Why was Salvador Dalí obsessed with melting clocks?

No art movement is detached from the world around it; whether the artists like it or not, their works are a response to what is happening outside of their easels. Thus, it is perhaps no surprise that as surrealism was arising, science was reshaping our own views on reality. Coinciding with Salvador Dalí’s weird revolution were great leaps by Albert Einstein and Sigmund Freud. These had a huge bearing on the scholarly artist from Spain and his fresh outlook on the canvas.

While Dalí himself might have cited camembert cheese melting in the summertime as his aesthetic inspiration behind the recurrence of the gooey clocks in his work, it is easy to see that this was a mere wacky subterfuge for something a little deeper.

Surrealism looked to delve into the unconscious mind. Our waking hours had been documented in art since time immemorial, so at the turn of the 20th century, artists of all descriptions began delving into our dream state, a world that newfangled cameras could never capture. Naturally, the downside was that you have to be awake to create art. In order to subvert this reality, Dalí is said to have attempted to induce a trance from which he would paint and capture a world of surrealism.

This mindset helps to illuminate the prevalence of melting clocks in his work. For instance, think about your own experience waking from an overlong midday nap: that feeling of gloopy time dissolving itself, the disorientation of feeling like you’ve slept for a thousand years and all is now strangely illusory in the cartoon world around you. That is a familiar feeling that Dalí seamlessly invokes by placing melting clocks in a dreamscape.

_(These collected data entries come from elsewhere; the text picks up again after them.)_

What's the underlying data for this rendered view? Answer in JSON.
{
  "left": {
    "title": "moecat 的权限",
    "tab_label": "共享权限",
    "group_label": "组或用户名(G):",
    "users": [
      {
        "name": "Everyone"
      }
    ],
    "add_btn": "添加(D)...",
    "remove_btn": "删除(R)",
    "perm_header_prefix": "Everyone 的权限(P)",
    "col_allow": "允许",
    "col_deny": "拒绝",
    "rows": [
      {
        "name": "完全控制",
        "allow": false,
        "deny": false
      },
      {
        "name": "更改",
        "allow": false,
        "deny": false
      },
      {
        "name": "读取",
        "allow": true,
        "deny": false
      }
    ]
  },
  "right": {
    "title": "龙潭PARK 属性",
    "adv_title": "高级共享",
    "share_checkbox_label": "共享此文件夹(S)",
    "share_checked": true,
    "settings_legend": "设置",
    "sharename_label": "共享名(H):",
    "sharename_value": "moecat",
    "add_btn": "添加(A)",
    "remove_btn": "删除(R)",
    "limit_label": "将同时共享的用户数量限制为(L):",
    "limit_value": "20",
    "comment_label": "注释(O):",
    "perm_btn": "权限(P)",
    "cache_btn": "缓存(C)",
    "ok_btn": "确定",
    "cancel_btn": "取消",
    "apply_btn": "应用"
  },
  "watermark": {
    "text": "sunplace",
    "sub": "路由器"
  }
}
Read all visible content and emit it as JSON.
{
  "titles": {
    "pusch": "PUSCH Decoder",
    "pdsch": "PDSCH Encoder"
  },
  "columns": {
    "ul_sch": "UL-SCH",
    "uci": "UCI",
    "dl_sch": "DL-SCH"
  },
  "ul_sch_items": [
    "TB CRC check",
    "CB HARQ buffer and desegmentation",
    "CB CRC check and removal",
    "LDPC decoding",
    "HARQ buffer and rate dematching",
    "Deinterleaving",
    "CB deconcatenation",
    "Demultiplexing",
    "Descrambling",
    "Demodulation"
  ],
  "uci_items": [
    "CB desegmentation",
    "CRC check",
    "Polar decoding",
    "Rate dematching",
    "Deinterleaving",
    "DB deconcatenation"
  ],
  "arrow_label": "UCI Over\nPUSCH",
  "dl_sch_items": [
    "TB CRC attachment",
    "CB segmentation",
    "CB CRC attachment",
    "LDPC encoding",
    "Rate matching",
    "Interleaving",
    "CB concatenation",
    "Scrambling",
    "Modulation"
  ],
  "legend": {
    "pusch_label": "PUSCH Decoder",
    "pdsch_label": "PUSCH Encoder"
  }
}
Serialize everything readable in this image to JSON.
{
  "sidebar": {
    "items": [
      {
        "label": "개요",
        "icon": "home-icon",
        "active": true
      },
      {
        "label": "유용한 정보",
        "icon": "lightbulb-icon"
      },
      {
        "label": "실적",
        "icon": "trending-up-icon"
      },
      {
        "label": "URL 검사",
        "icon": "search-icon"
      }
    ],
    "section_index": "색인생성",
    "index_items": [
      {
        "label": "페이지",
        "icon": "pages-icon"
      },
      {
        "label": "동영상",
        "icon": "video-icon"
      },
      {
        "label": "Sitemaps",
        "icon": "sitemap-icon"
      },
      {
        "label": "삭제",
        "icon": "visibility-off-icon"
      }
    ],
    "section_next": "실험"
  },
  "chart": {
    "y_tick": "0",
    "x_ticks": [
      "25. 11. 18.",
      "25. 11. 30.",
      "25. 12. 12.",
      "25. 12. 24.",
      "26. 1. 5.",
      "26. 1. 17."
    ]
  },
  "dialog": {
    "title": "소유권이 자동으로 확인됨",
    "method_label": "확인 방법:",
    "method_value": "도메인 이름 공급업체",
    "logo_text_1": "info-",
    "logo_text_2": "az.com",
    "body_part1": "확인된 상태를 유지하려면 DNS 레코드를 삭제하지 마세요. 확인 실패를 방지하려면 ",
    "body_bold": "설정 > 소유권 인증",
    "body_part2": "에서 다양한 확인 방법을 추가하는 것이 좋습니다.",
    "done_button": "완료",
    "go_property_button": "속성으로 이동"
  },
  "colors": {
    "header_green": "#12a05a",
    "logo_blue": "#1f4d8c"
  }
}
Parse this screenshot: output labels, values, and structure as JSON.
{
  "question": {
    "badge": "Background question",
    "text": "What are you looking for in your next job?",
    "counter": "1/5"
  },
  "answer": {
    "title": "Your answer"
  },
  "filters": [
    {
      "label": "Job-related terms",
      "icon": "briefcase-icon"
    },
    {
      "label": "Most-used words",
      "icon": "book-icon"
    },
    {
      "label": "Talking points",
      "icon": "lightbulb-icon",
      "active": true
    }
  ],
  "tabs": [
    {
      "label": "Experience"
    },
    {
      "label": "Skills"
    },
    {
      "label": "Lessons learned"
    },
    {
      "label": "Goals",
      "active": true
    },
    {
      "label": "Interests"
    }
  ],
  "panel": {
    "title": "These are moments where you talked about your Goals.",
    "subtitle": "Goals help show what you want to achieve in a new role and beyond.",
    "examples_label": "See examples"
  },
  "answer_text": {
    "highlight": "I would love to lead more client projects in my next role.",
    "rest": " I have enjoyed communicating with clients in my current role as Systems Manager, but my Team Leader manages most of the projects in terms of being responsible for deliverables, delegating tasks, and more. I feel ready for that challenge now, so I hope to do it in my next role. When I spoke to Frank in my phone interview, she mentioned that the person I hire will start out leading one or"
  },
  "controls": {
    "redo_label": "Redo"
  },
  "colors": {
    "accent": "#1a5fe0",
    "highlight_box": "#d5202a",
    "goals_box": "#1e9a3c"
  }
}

In most of the works where the clocks or watches feature, the dreamscape itself isn’t all that bizarre. It is always grounded by an elemental presence like an old withered tree or ancient cliffs in the distance. These symbols showcase the physical constant of time. However, this reality is juxtaposed with Einstein’s more theoretical view when it comes to his Theory of Relativity. This sense of time not having a single flow was further compounded by Freud’s psychological symbology and understanding of lingering traumas.

These resulted in Dalí delving into dreams where the question: ‘What does time no longer being constant look like?’ is easier to answer. First appearing in 1930’s ‘Fish Man’, these melting clocks persisted throughout his next six pieces, culminating in the revered 1931 work ‘The Persistence of Memory’. This miniature 24x33cm work is now perhaps the most famous surrealist work in history and the fact it still asks more questions than it answers is perhaps why.

The canvas also being so small is another insight into its success. Dalí scaled things down for the sake of precision. By sweating over the finest details, he claims he was able “to systematise confusion and thus to help discredit completely the world of reality.” In truth, this is what was happening with science at the time. With works underway to split the atom (which happened successfully the following year in 1932), we were zooming into the minutia of science and discovering strange and destabilising things there. Dalí’s paintings also depict this and there was no finer emblem of that than the age-old clock slipping into a strange new world, one we know all too well if only in our dreams.